One week before the deadline: 
Well, I really should get down to work. I stare at the pages. And then go on Facebook for a minute, just to clear the cobwebs out of my head. Usually I spend a few minutes a day in the morning or the evening checking my newsfeed. (I’m lying. I’ll sometimes spend hours there, but that is not the focus of this article. I will deal with the love that must not be named some other time.) 

Five days before: 
“This is ridiculous” I tell myself. “You had two weeks, and now you’re going to be rushed.” But five days is five days. I turn the laptop on, but I don’t even open the document. Instead, I play some solitaire or Words with Friends, “to get the juices flowing.” Yeah right. Nothing gets written. I realize that I’m losing some of the stuff that was “written in my head.” And even worse, Procrastination’s evil twin, Easily Distracted, has arrived. I can’t focus on anything. The deadline looming is like a monkey on my back. Why did I do this to myself? Never mind. It’ll come to me. Is xypy a word? 

Two days before: 
This is absolutely the last block of time in which any reasonable writer would allow themselves to accomplish a task. At this point, I could conceivably still take my time and get the draft done. All I have to do is plan accordingly. I put my son to bed, grab a light snack (maybe some cheese and crackers), and turn my laptop on. After an hour of my fingers hovering over the keyboard and watching TV (“I’ll write during the commercials,” I tell myself), I realize – I got nothing. There is nothing in my head. And there is nothing new on the page. 

The night before: 
Out of desperation, I just start typing. I end up hating what I’ve written, but it’s too late. I have a crazy busy day tomorrow and know that I won’t get a moment to write. So I’ll just have to go with it. It’s not bad, but it’s not my best work. I don’t have that feeling I get when I know something rings true. I’m missing that feeling of smug satisfaction when I’ve written something that’s so good, it surprises even me. 

Two hours before I need to email my revised draft: 
This is it. I can either hunker down and get this thing together, or turn in the crappy, sloppy work I slapped together last night. And suddenly, it kicks in. Those elusive lines that have been missing since they first appeared in my head now jump onto the page. I keep one eye on the clock, and continuously readjust my time needs: “I can keep writing for another half hour and take a quick shower and be out the door in an hour.” Forty-five minutes goes by, and now the half hour needed for the shower has been reduced to 10 minutes, because the stuff I’m writing is LEGENDARY, and I cannot stop. If I had started earlier, I’m not sure the writing would have been this good. There is something so very satisfying about that last-minute brain surge. If writing this way is wrong, then I don’t wanna be right... 

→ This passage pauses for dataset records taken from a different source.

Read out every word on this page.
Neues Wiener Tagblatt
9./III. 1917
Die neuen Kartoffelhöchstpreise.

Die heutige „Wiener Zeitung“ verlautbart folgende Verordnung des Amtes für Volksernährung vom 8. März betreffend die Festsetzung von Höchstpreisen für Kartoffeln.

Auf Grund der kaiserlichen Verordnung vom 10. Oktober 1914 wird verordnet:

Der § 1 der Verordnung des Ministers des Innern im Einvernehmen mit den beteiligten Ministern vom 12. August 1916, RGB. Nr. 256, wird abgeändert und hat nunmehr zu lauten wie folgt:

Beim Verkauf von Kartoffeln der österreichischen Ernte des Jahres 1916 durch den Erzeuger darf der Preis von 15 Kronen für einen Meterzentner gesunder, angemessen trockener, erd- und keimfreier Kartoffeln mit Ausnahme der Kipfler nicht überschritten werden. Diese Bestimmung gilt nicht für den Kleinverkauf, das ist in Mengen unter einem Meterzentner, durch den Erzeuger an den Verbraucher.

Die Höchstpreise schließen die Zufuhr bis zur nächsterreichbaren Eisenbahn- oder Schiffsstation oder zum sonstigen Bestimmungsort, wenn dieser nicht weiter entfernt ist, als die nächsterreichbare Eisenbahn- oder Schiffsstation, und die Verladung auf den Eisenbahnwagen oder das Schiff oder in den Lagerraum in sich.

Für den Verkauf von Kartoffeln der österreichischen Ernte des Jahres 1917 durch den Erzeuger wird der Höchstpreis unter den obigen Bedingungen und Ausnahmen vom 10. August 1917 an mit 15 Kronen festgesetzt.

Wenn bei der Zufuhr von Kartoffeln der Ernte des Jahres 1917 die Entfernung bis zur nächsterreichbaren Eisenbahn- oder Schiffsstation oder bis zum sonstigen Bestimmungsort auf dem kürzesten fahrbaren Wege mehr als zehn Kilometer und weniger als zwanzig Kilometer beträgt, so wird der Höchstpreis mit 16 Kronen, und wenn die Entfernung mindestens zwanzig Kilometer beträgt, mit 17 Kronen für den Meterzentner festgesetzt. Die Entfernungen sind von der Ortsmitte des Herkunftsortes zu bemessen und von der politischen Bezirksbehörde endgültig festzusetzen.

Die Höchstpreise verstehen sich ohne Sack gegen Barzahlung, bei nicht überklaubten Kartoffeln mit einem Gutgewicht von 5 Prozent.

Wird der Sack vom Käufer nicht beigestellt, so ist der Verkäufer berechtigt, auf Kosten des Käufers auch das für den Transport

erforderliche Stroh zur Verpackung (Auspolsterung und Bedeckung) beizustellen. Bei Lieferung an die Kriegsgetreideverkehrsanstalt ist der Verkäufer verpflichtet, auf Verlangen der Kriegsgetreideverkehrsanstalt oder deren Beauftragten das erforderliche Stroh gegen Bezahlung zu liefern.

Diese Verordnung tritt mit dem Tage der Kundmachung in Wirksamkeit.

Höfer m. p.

Bridget Kelso is an Adjunct Lecturer at the City College of New York. She will get back to working on her solo performance piece entitled SLIDE SHOW: THE EVOLUTION OF RADICAL FEMINIST THEOLOGY, as soon as she... 

This post is part of a weekly series from the Emerging Writers Group community of playwrights. The EWG is two-year playwriting fellowship at The Public Theater seeking to target playwrights at the earliest stages of their careers. In so doing, The Public hopes to create an artistic home for a diverse and exceptionally talented group of up-and-coming playwrights.